Libraries are like community living rooms, and attending the ceremony felt like returning home after a six-year absence.
While much of the shell of the original award-winning 1991 library remains, for earthquake-strengthening, many of its concrete walls have been removed, bringing in more natural light.
Kipa said he wanted to create a space where one could "feel the presence of mana whenua". Guided by tetaiao (the wonder and awe of the natural world), he wanted to "bring nature back into the city".
This is evident in the light and colour in the space, aided by the new art and design work.
Three mana whenua artists have been commissioned to create what Kipa calls "the rawa" - the inbuilt art and design.
They are senior Māori artist Darcy Nicholas, artist and weaver Ngahina Hohaia , and artist and musician Wiremu Barriball.
While weaving is a clear visual motif in the building cladding, inside Hohaia and Barriball's colourful and dramatic works refer to threads of mycelium and fungi, connectors of the natural world.
The poem 'Brown Optimism' by the late J.C. Sturm on the side of Te Matapihi ki te Ao Nui.
Mark Amery
In the coming months, the new artwork that is likely to get the most public attention, though, is a giant reproduction of a poem on the building's exterior, at the Victoria Street threshold of Te Ngākau.
Here, Kipa has crafted the lines of 'Brown Optimism' - a poem by influential Māori writer JC Sturm that was first published in the Otago University student magazine Critic in 1947.
Lost for 70 years, this rediscovered poem was written by Sturm when she was a university student. Written in iambic pentameter, it has a rare political stridency for its time.
"For brown must learn from white, the rules to make him equal partner in the game they play; And white must cease to trample underfoot these dark leaves of the Polynesian tree", Sturm wrote.

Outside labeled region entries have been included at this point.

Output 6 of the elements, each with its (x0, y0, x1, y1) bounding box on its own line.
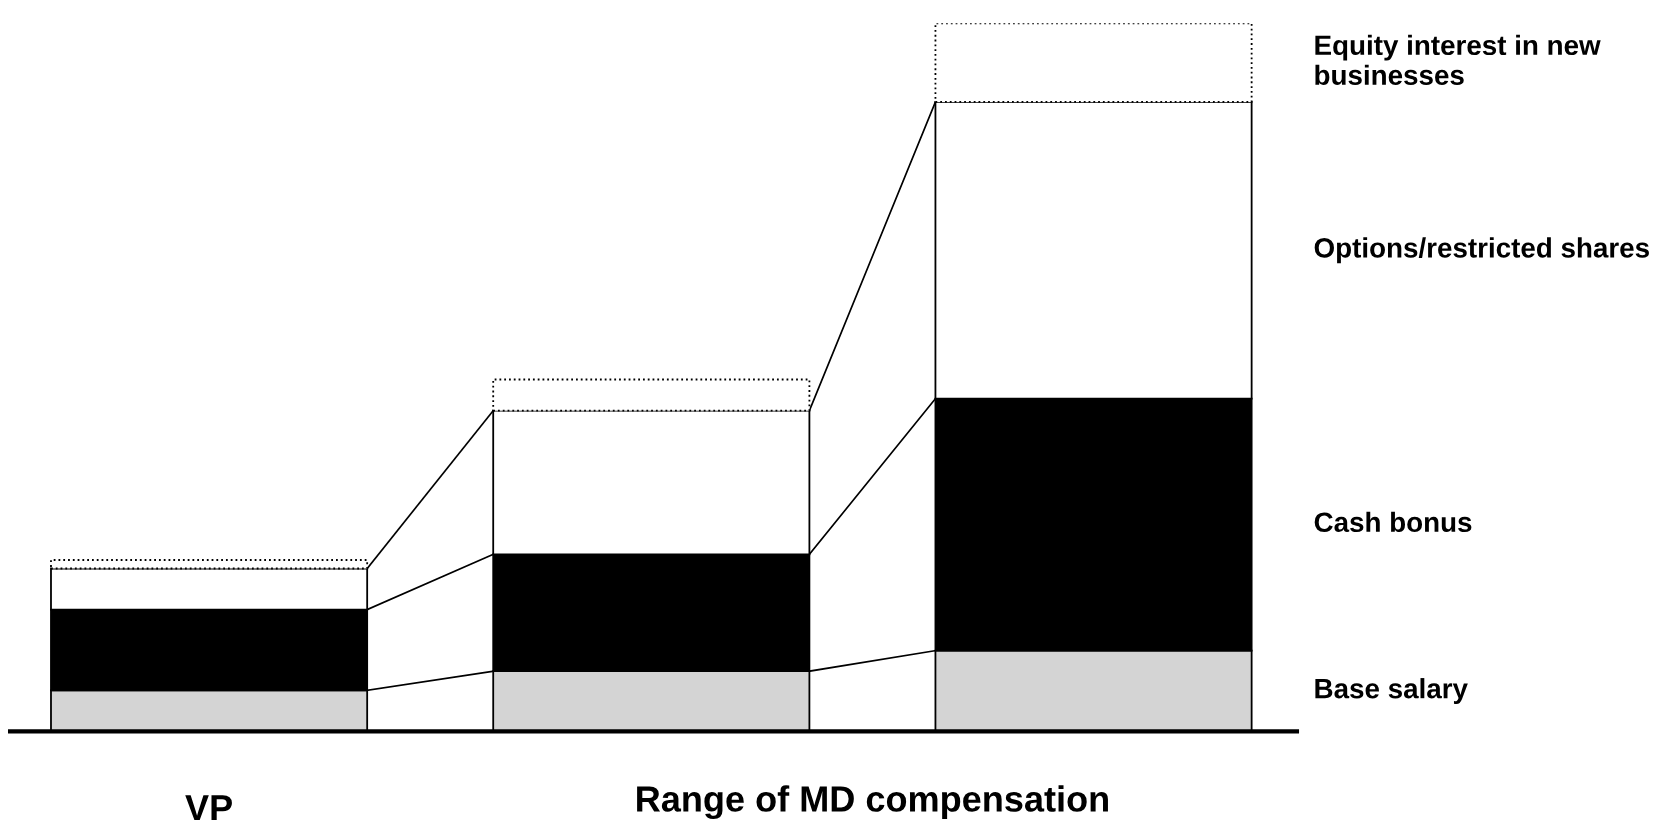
text: Options/restricted shares (1314, 237, 1649, 264)
text: Cash bonus (1314, 511, 1472, 533)
text: Range of MD compensation (637, 785, 1108, 820)
text: Base salary (1315, 678, 1468, 704)
x-tick-label: VP (185, 795, 232, 821)
text: Equity interest in new businesses (1315, 34, 1601, 86)
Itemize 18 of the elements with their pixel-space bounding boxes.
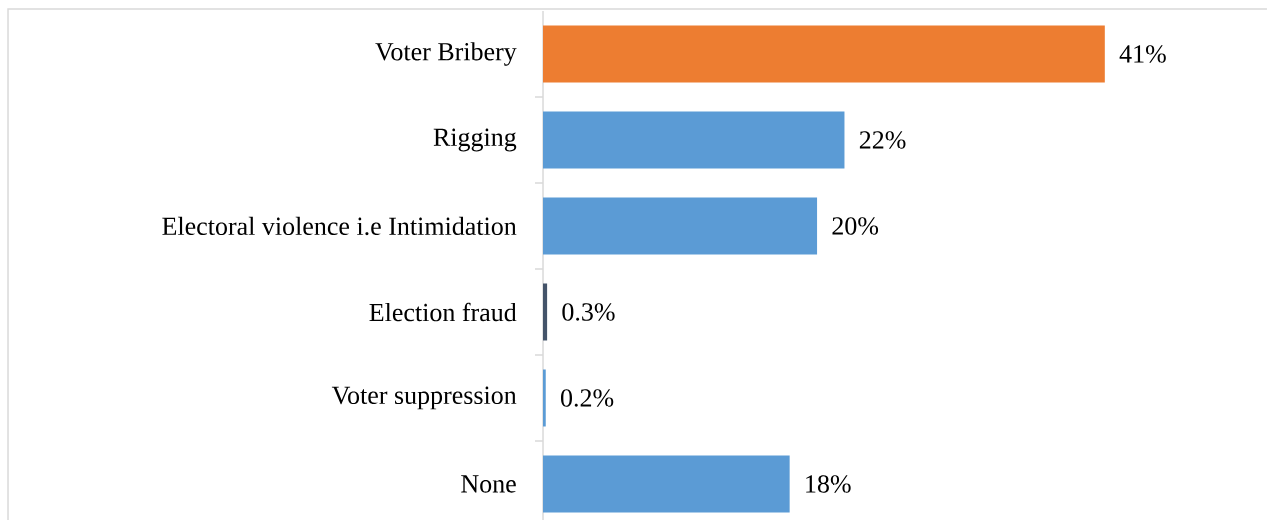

Behind the poem's lines, Kipa has carved an image of a young makomako tree, whose serrated leaves echo how the poet's words themselves have "teeth", Kipa says.
Better known by her married name Jacquie Baxter, Sturm was the wife of acclaimed poet James K Baxter and one of the first Māori librarians in the country. From 1972, she was the principal New Zealand Room librarian for Wellington.
Te Matapihi will be home to a large ground-floor café, meeting spaces, creative spaces and quiet spaces.
Supplied / WCC
The rededication of Wellington's central library comes at a time of renewed protest over the fate of the nearby City to Sea Bridge - a collaboration between Māori and Pākehā architects whose construction was also a watershed cultural moment for the city.
Last year, the Wellington Council voted to demolish the bridge due to the high costs of earthquake strengthening, and this month, a judicial review of that decision was rejected.
This week, the council paused the demolition of the City to Sea Bridge to await recommendations from the government's earthquake-prone building and seismic risk management review.
Mark Amery is the co-presenter of RNZ's Culture 101. He is a former member of the Wellington City Council’s Public Art Panel.
Jacqueline Cecilia Sturm (born Te Kare Papuni and also known as Jacquie Baxter) in a photograph taken around 1947.